The man looked confused for a moment before he suddenly looked scared. He quickly breathed in the Essence and gathered up the knife and pair of wolf skins before leaving the dungeon. It was then that I noticed all the Aether left in his wake. He was an adventurer. I quickly drew in the Aether, it was a better meal than I had had in years. I couldn’t wait for him to come back with his party.
“Star” I yelled into my core room, “wake up.”
“What’s going on?” she asked. “Are we under attack, is it another bear?”
“Better, an adventurer found us,” I said. “He fought a few wolves on the first floor and left, but I think he just went to get his party. My sister used to go ahead and find things to fight for the red woman’s party.”
“That’s good.”
“I know,” I said, “I haven’t had any worthy prey in too long. I wonder how they’ll taste, will they be full of savor like the bear or will they be salty and rich like the old man?”
“Sky Dancer, maybe you should slow down,” Star said calmly, “I don’t think we should kill this one or his party until they bring more adventurers here. If you just eat him, who knows how long it will be until another finds us and can spread the word.”
“I guess you’re right.” I said.
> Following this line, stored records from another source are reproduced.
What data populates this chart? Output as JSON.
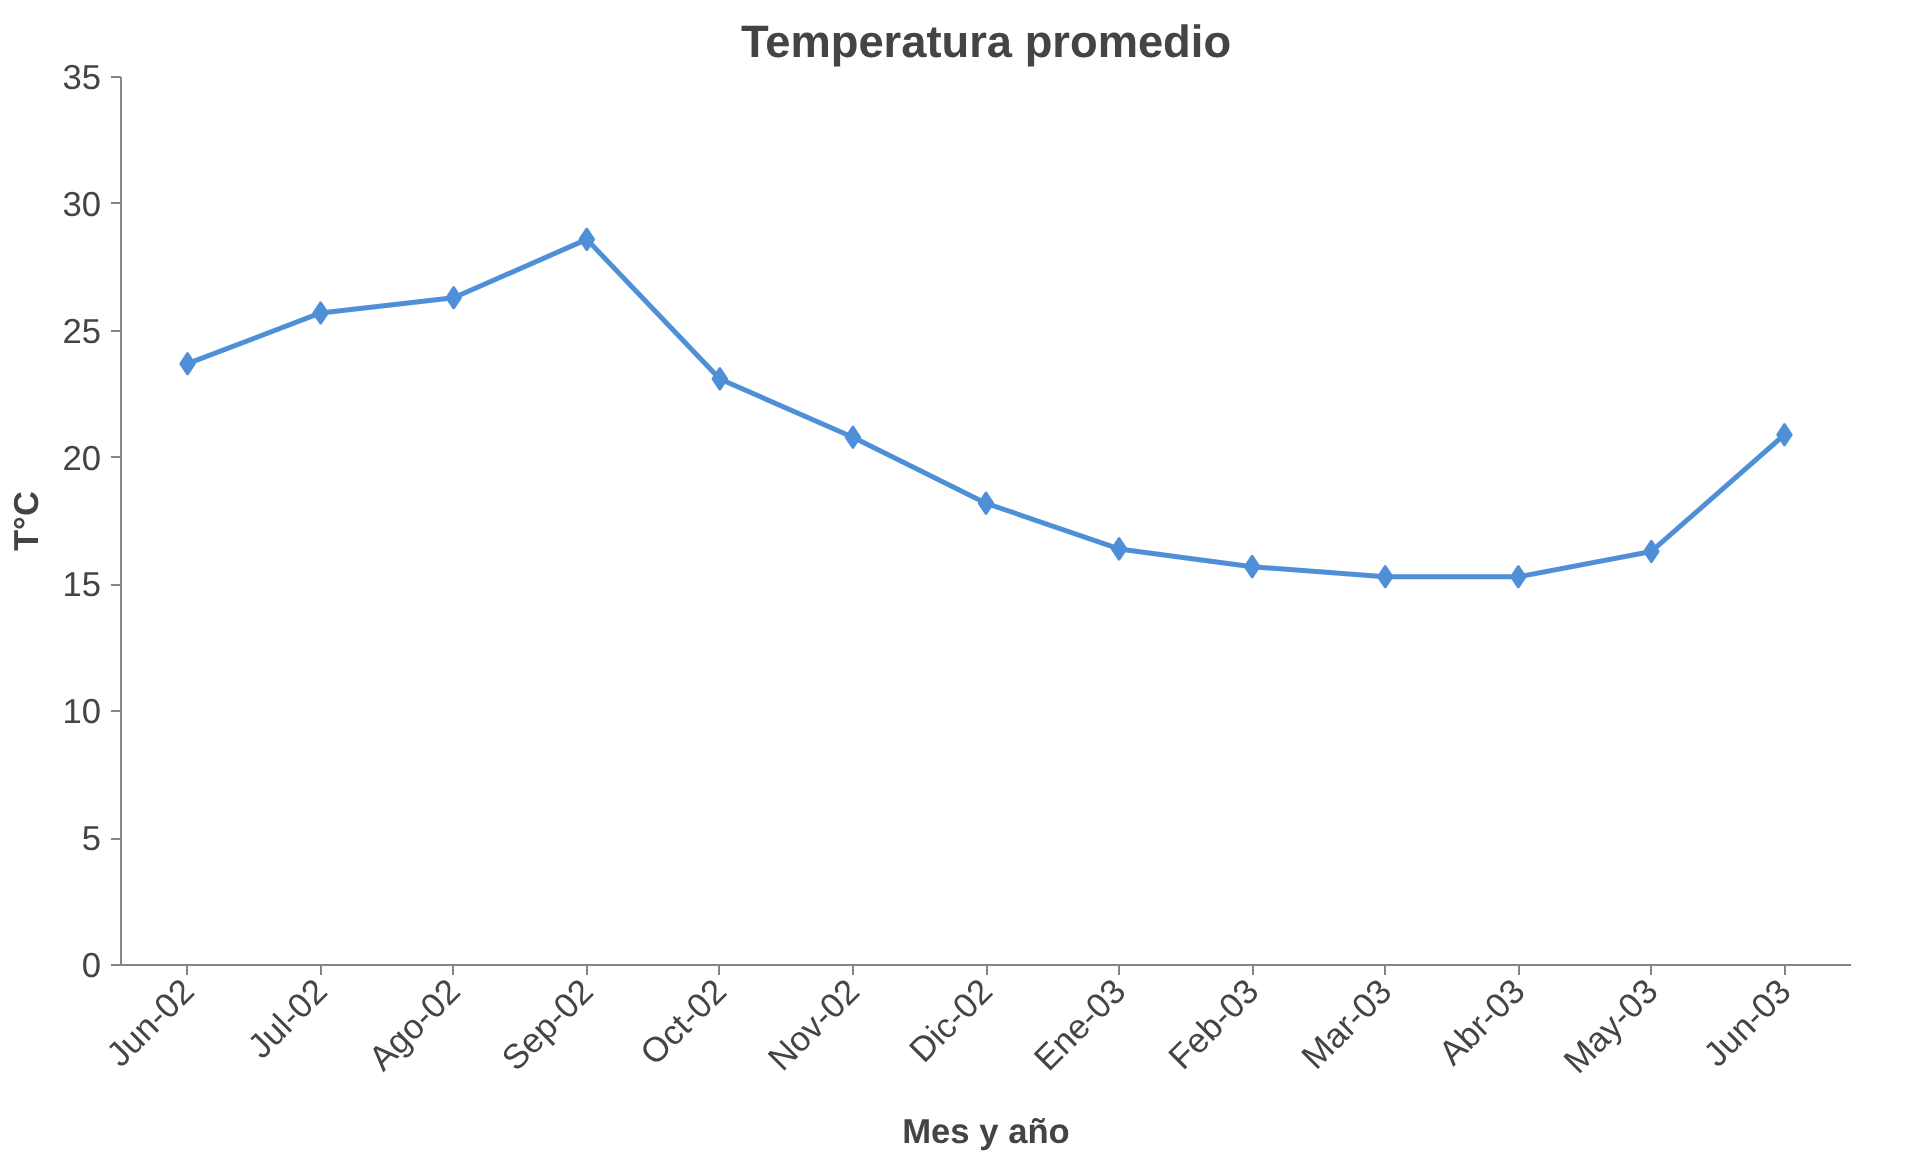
{
  "chart_data": {
    "type": "line",
    "title": "Temperatura promedio",
    "xlabel": "Mes y año",
    "ylabel": "T°C",
    "categories": [
      "Jun-02",
      "Jul-02",
      "Ago-02",
      "Sep-02",
      "Oct-02",
      "Nov-02",
      "Dic-02",
      "Ene-03",
      "Feb-03",
      "Mar-03",
      "Abr-03",
      "May-03",
      "Jun-03"
    ],
    "series": [
      {
        "color": "#4f8fd8",
        "values": [
          23.7,
          25.7,
          26.3,
          28.6,
          23.1,
          20.8,
          18.2,
          16.4,
          15.7,
          15.3,
          15.3,
          16.3,
          20.9
        ]
      }
    ],
    "ylim": [
      0,
      35
    ],
    "yticks": [
      0,
      5,
      10,
      15,
      20,
      25,
      30,
      35
    ],
    "grid": false,
    "marker": "diamond",
    "line_style": "solid"
  }
}
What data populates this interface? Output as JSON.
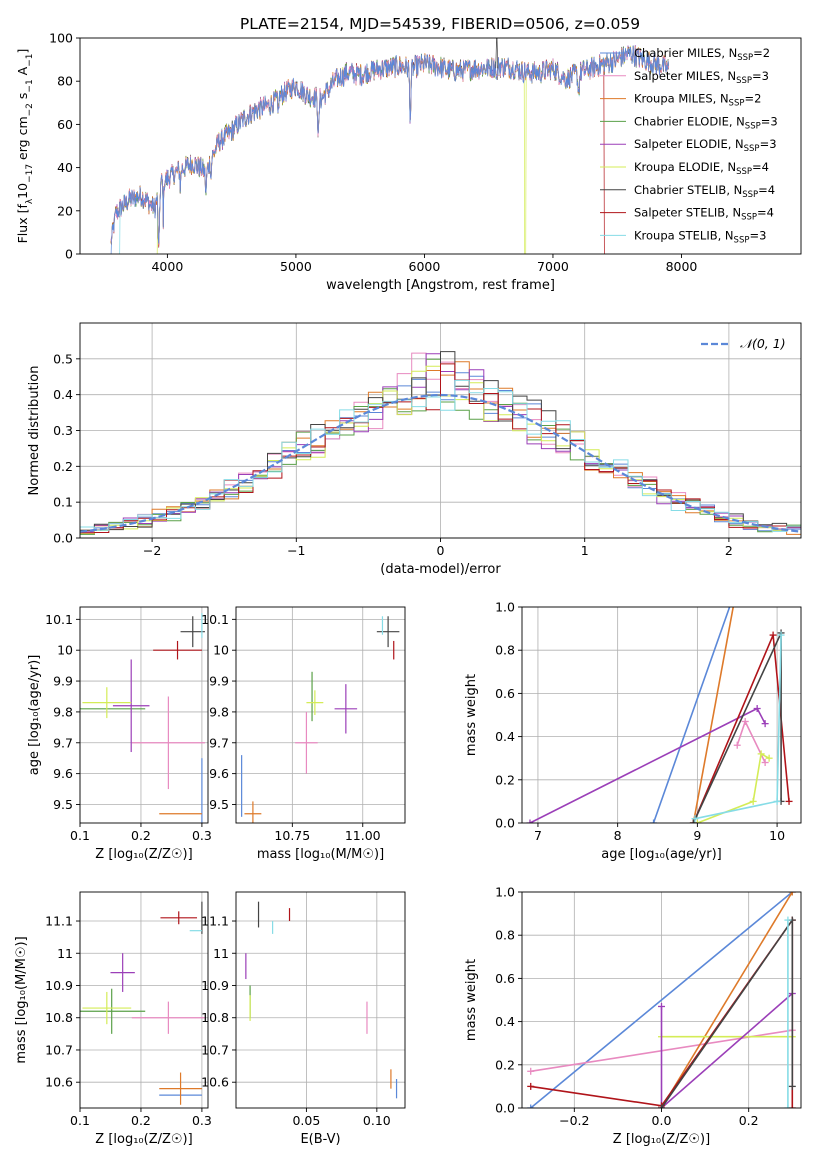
{
  "figure_title": "PLATE=2154, MJD=54539, FIBERID=0506, z=0.059",
  "series": [
    {
      "name": "Chabrier MILES",
      "nssp": "2",
      "color": "#5b88d8"
    },
    {
      "name": "Salpeter MILES",
      "nssp": "3",
      "color": "#e88ac0"
    },
    {
      "name": "Kroupa MILES",
      "nssp": "2",
      "color": "#de7a2a"
    },
    {
      "name": "Chabrier ELODIE",
      "nssp": "3",
      "color": "#5aa048"
    },
    {
      "name": "Salpeter ELODIE",
      "nssp": "3",
      "color": "#9b3fb8"
    },
    {
      "name": "Kroupa ELODIE",
      "nssp": "4",
      "color": "#d4ec57"
    },
    {
      "name": "Chabrier STELIB",
      "nssp": "4",
      "color": "#444444"
    },
    {
      "name": "Salpeter STELIB",
      "nssp": "4",
      "color": "#b0141a"
    },
    {
      "name": "Kroupa STELIB",
      "nssp": "3",
      "color": "#86dce6"
    }
  ],
  "chart_data": [
    {
      "id": "spectrum",
      "type": "line",
      "xlabel": "wavelength [Angstrom, rest frame]",
      "ylabel_prefix": "Flux [f",
      "ylabel_sub": "λ",
      "ylabel_mid": "10",
      "ylabel_sup1": "−17",
      "ylabel_rest": " erg cm",
      "ylabel_sup2": "−2",
      "ylabel_s": " s",
      "ylabel_sup3": "−1",
      "ylabel_A": " A",
      "ylabel_sup4": "−1",
      "ylabel_end": "]",
      "xlim": [
        3320,
        8930
      ],
      "ylim": [
        0,
        100
      ],
      "xticks": [
        4000,
        5000,
        6000,
        7000,
        8000
      ],
      "yticks": [
        0,
        20,
        40,
        60,
        80,
        100
      ],
      "legend_position": "right",
      "continuum": [
        [
          3560,
          5
        ],
        [
          3600,
          19
        ],
        [
          3700,
          25
        ],
        [
          3800,
          27
        ],
        [
          3900,
          21
        ],
        [
          3950,
          33
        ],
        [
          4100,
          39
        ],
        [
          4200,
          42
        ],
        [
          4300,
          38
        ],
        [
          4400,
          52
        ],
        [
          4500,
          57
        ],
        [
          4600,
          63
        ],
        [
          4700,
          67
        ],
        [
          4800,
          69
        ],
        [
          4900,
          74
        ],
        [
          5000,
          78
        ],
        [
          5100,
          73
        ],
        [
          5200,
          72
        ],
        [
          5300,
          80
        ],
        [
          5400,
          84
        ],
        [
          5500,
          83
        ],
        [
          5600,
          85
        ],
        [
          5700,
          86
        ],
        [
          5800,
          87
        ],
        [
          5900,
          86
        ],
        [
          6000,
          88
        ],
        [
          6100,
          87
        ],
        [
          6200,
          85
        ],
        [
          6300,
          85
        ],
        [
          6400,
          86
        ],
        [
          6500,
          86
        ],
        [
          6600,
          87
        ],
        [
          6700,
          86
        ],
        [
          6800,
          84
        ],
        [
          6900,
          84
        ],
        [
          7000,
          86
        ],
        [
          7100,
          81
        ],
        [
          7200,
          84
        ],
        [
          7300,
          86
        ],
        [
          7400,
          88
        ],
        [
          7500,
          90
        ],
        [
          7600,
          93
        ],
        [
          7700,
          90
        ],
        [
          7800,
          88
        ],
        [
          7900,
          86
        ]
      ],
      "dips": [
        [
          3933,
          5,
          28
        ],
        [
          3968,
          3,
          18
        ],
        [
          4101,
          3,
          8
        ],
        [
          4300,
          4,
          10
        ],
        [
          4340,
          3,
          8
        ],
        [
          4861,
          3,
          8
        ],
        [
          5175,
          5,
          18
        ],
        [
          5890,
          5,
          22
        ],
        [
          6563,
          3,
          8
        ],
        [
          7200,
          6,
          8
        ]
      ],
      "dropouts": [
        {
          "series": 0,
          "x_end": 3560
        },
        {
          "series": 5,
          "x_end": 3920
        },
        {
          "series": 5,
          "x_start": 6780,
          "x_end": 6790
        },
        {
          "series": 7,
          "x_start": 7400
        },
        {
          "series": 8,
          "x_end": 3630
        }
      ]
    },
    {
      "id": "residual_hist",
      "type": "histogram",
      "xlabel": "(data-model)/error",
      "ylabel": "Normed distribution",
      "xlim": [
        -2.5,
        2.5
      ],
      "ylim": [
        0,
        0.6
      ],
      "xticks": [
        -2,
        -1,
        0,
        1,
        2
      ],
      "yticks": [
        0.0,
        0.1,
        0.2,
        0.3,
        0.4,
        0.5
      ],
      "bin_start": -2.5,
      "bin_width": 0.1,
      "legend_label": "𝒩(0, 1)",
      "legend_position": "top-right",
      "gauss_color": "#5b88d8"
    },
    {
      "id": "age_vs_Z",
      "type": "errorbar",
      "xlabel": "Z [log₁₀(Z/Z☉)]",
      "ylabel": "age  [log₁₀(age/yr)]",
      "xlim": [
        0.1,
        0.31
      ],
      "ylim": [
        9.44,
        10.14
      ],
      "xticks": [
        0.1,
        0.2,
        0.3
      ],
      "yticks": [
        9.5,
        9.6,
        9.7,
        9.8,
        9.9,
        10.0,
        10.1
      ],
      "points": [
        {
          "s": 0,
          "x": 0.3,
          "y": 9.5,
          "ex": 0.0,
          "ey": 0.15
        },
        {
          "s": 1,
          "x": 0.245,
          "y": 9.7,
          "ex": 0.06,
          "ey": 0.15
        },
        {
          "s": 2,
          "x": 0.265,
          "y": 9.47,
          "ex": 0.035,
          "ey": 0.0
        },
        {
          "s": 3,
          "x": 0.152,
          "y": 9.81,
          "ex": 0.055,
          "ey": 0.0
        },
        {
          "s": 4,
          "x": 0.184,
          "y": 9.82,
          "ex": 0.03,
          "ey": 0.15
        },
        {
          "s": 5,
          "x": 0.144,
          "y": 9.83,
          "ex": 0.04,
          "ey": 0.05
        },
        {
          "s": 6,
          "x": 0.285,
          "y": 10.06,
          "ex": 0.02,
          "ey": 0.05
        },
        {
          "s": 7,
          "x": 0.26,
          "y": 10.0,
          "ex": 0.04,
          "ey": 0.03
        },
        {
          "s": 8,
          "x": 0.3,
          "y": 10.08,
          "ex": 0.0,
          "ey": 0.04
        }
      ]
    },
    {
      "id": "age_vs_mass",
      "type": "errorbar",
      "xlabel": "mass [log₁₀(M/M☉)]",
      "ylabel": "",
      "xlim": [
        10.55,
        11.15
      ],
      "ylim": [
        9.44,
        10.14
      ],
      "xticks": [
        10.75,
        11.0
      ],
      "xticklabels": [
        "10.75",
        "11.00"
      ],
      "yticks": [
        9.5,
        9.6,
        9.7,
        9.8,
        9.9,
        10.0,
        10.1
      ],
      "points": [
        {
          "s": 0,
          "x": 10.57,
          "y": 9.56,
          "ex": 0.0,
          "ey": 0.1
        },
        {
          "s": 1,
          "x": 10.8,
          "y": 9.7,
          "ex": 0.04,
          "ey": 0.1
        },
        {
          "s": 2,
          "x": 10.61,
          "y": 9.47,
          "ex": 0.03,
          "ey": 0.04
        },
        {
          "s": 3,
          "x": 10.82,
          "y": 9.85,
          "ex": 0.0,
          "ey": 0.08
        },
        {
          "s": 4,
          "x": 10.94,
          "y": 9.81,
          "ex": 0.04,
          "ey": 0.08
        },
        {
          "s": 5,
          "x": 10.83,
          "y": 9.83,
          "ex": 0.03,
          "ey": 0.04
        },
        {
          "s": 6,
          "x": 11.09,
          "y": 10.06,
          "ex": 0.04,
          "ey": 0.05
        },
        {
          "s": 7,
          "x": 11.11,
          "y": 10.0,
          "ex": 0.0,
          "ey": 0.03
        },
        {
          "s": 8,
          "x": 11.07,
          "y": 10.08,
          "ex": 0.0,
          "ey": 0.03
        }
      ]
    },
    {
      "id": "weight_vs_age",
      "type": "line",
      "xlabel": "age  [log₁₀(age/yr)]",
      "ylabel": "mass weight",
      "xlim": [
        6.8,
        10.3
      ],
      "ylim": [
        0,
        1.0
      ],
      "xticks": [
        7,
        8,
        9,
        10
      ],
      "yticks": [
        0.0,
        0.2,
        0.4,
        0.6,
        0.8,
        1.0
      ],
      "lines": [
        {
          "s": 0,
          "pts": [
            [
              8.45,
              0.0
            ],
            [
              9.5,
              1.1
            ]
          ]
        },
        {
          "s": 2,
          "pts": [
            [
              8.95,
              0.0
            ],
            [
              9.5,
              1.1
            ]
          ]
        },
        {
          "s": 1,
          "pts": [
            [
              9.5,
              0.36
            ],
            [
              9.6,
              0.47
            ],
            [
              9.85,
              0.28
            ]
          ]
        },
        {
          "s": 5,
          "pts": [
            [
              9.0,
              0.0
            ],
            [
              9.7,
              0.1
            ],
            [
              9.8,
              0.32
            ],
            [
              9.9,
              0.3
            ]
          ]
        },
        {
          "s": 4,
          "pts": [
            [
              6.9,
              0.0
            ],
            [
              9.75,
              0.53
            ],
            [
              9.85,
              0.46
            ]
          ]
        },
        {
          "s": 7,
          "pts": [
            [
              8.95,
              0.0
            ],
            [
              9.95,
              0.87
            ],
            [
              10.15,
              0.1
            ]
          ]
        },
        {
          "s": 6,
          "pts": [
            [
              8.95,
              0.0
            ],
            [
              10.05,
              0.88
            ],
            [
              10.05,
              0.1
            ]
          ]
        },
        {
          "s": 8,
          "pts": [
            [
              8.97,
              0.02
            ],
            [
              10.0,
              0.1
            ],
            [
              10.05,
              0.87
            ]
          ]
        }
      ]
    },
    {
      "id": "mass_vs_Z",
      "type": "errorbar",
      "xlabel": "Z [log₁₀(Z/Z☉)]",
      "ylabel": "mass [log₁₀(M/M☉)]",
      "xlim": [
        0.1,
        0.31
      ],
      "ylim": [
        10.52,
        11.19
      ],
      "xticks": [
        0.1,
        0.2,
        0.3
      ],
      "yticks": [
        10.6,
        10.7,
        10.8,
        10.9,
        11.0,
        11.1
      ],
      "points": [
        {
          "s": 0,
          "x": 0.265,
          "y": 10.56,
          "ex": 0.035,
          "ey": 0.0
        },
        {
          "s": 1,
          "x": 0.245,
          "y": 10.8,
          "ex": 0.06,
          "ey": 0.05
        },
        {
          "s": 2,
          "x": 0.265,
          "y": 10.58,
          "ex": 0.035,
          "ey": 0.05
        },
        {
          "s": 3,
          "x": 0.152,
          "y": 10.82,
          "ex": 0.055,
          "ey": 0.07
        },
        {
          "s": 4,
          "x": 0.17,
          "y": 10.94,
          "ex": 0.02,
          "ey": 0.06
        },
        {
          "s": 5,
          "x": 0.144,
          "y": 10.83,
          "ex": 0.04,
          "ey": 0.05
        },
        {
          "s": 6,
          "x": 0.3,
          "y": 11.11,
          "ex": 0.0,
          "ey": 0.05
        },
        {
          "s": 7,
          "x": 0.262,
          "y": 11.11,
          "ex": 0.03,
          "ey": 0.02
        },
        {
          "s": 8,
          "x": 0.29,
          "y": 11.07,
          "ex": 0.01,
          "ey": 0.0
        }
      ]
    },
    {
      "id": "mass_vs_ebv",
      "type": "errorbar",
      "xlabel": "E(B-V)",
      "ylabel": "",
      "xlim": [
        0.0,
        0.12
      ],
      "ylim": [
        10.52,
        11.19
      ],
      "xticks": [
        0.05,
        0.1
      ],
      "xticklabels": [
        "0.05",
        "0.10"
      ],
      "yticks": [
        10.6,
        10.7,
        10.8,
        10.9,
        11.0,
        11.1
      ],
      "points": [
        {
          "s": 0,
          "x": 0.114,
          "y": 10.58,
          "ex": 0.0,
          "ey": 0.03
        },
        {
          "s": 1,
          "x": 0.093,
          "y": 10.8,
          "ex": 0.0,
          "ey": 0.05
        },
        {
          "s": 2,
          "x": 0.11,
          "y": 10.61,
          "ex": 0.0,
          "ey": 0.03
        },
        {
          "s": 3,
          "x": 0.01,
          "y": 10.85,
          "ex": 0.0,
          "ey": 0.05
        },
        {
          "s": 4,
          "x": 0.007,
          "y": 10.96,
          "ex": 0.0,
          "ey": 0.04
        },
        {
          "s": 5,
          "x": 0.01,
          "y": 10.83,
          "ex": 0.0,
          "ey": 0.04
        },
        {
          "s": 6,
          "x": 0.016,
          "y": 11.12,
          "ex": 0.0,
          "ey": 0.04
        },
        {
          "s": 7,
          "x": 0.038,
          "y": 11.12,
          "ex": 0.0,
          "ey": 0.02
        },
        {
          "s": 8,
          "x": 0.026,
          "y": 11.08,
          "ex": 0.0,
          "ey": 0.02
        }
      ]
    },
    {
      "id": "weight_vs_Z",
      "type": "line",
      "xlabel": "Z [log₁₀(Z/Z☉)]",
      "ylabel": "mass weight",
      "xlim": [
        -0.32,
        0.32
      ],
      "ylim": [
        0,
        1.0
      ],
      "xticks": [
        -0.2,
        0.0,
        0.2
      ],
      "xticklabels": [
        "−0.2",
        "0.0",
        "0.2"
      ],
      "yticks": [
        0.0,
        0.2,
        0.4,
        0.6,
        0.8,
        1.0
      ],
      "lines": [
        {
          "s": 0,
          "pts": [
            [
              -0.3,
              0.0
            ],
            [
              0.3,
              1.0
            ]
          ]
        },
        {
          "s": 1,
          "pts": [
            [
              -0.3,
              0.17
            ],
            [
              0.3,
              0.36
            ]
          ]
        },
        {
          "s": 2,
          "pts": [
            [
              0.0,
              0.0
            ],
            [
              0.3,
              1.0
            ]
          ]
        },
        {
          "s": 5,
          "pts": [
            [
              0.0,
              0.33
            ],
            [
              0.3,
              0.33
            ]
          ]
        },
        {
          "s": 4,
          "pts": [
            [
              0.0,
              0.47
            ],
            [
              0.0,
              0.0
            ],
            [
              0.3,
              0.53
            ]
          ]
        },
        {
          "s": 7,
          "pts": [
            [
              -0.3,
              0.1
            ],
            [
              0.0,
              0.01
            ],
            [
              0.3,
              0.87
            ],
            [
              0.3,
              0.0
            ]
          ]
        },
        {
          "s": 6,
          "pts": [
            [
              0.0,
              0.0
            ],
            [
              0.3,
              0.87
            ],
            [
              0.3,
              0.1
            ]
          ]
        },
        {
          "s": 8,
          "pts": [
            [
              0.29,
              0.0
            ],
            [
              0.29,
              0.87
            ]
          ]
        }
      ]
    }
  ]
}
I was disappointed. I just really wanted to eat someone. I imagined what adventurers would taste like. Would the armored one taste metallic like hot blood, Would the magic one bare the spice of their lighting and fire in their veins. Would the red woman’s brother taste as bitter as his words. I wanted to taste them all and let the sweet and savor of their being slide into the center of me to keep me sated for the long lonely years to come. I would wait, for I was a patient hunter.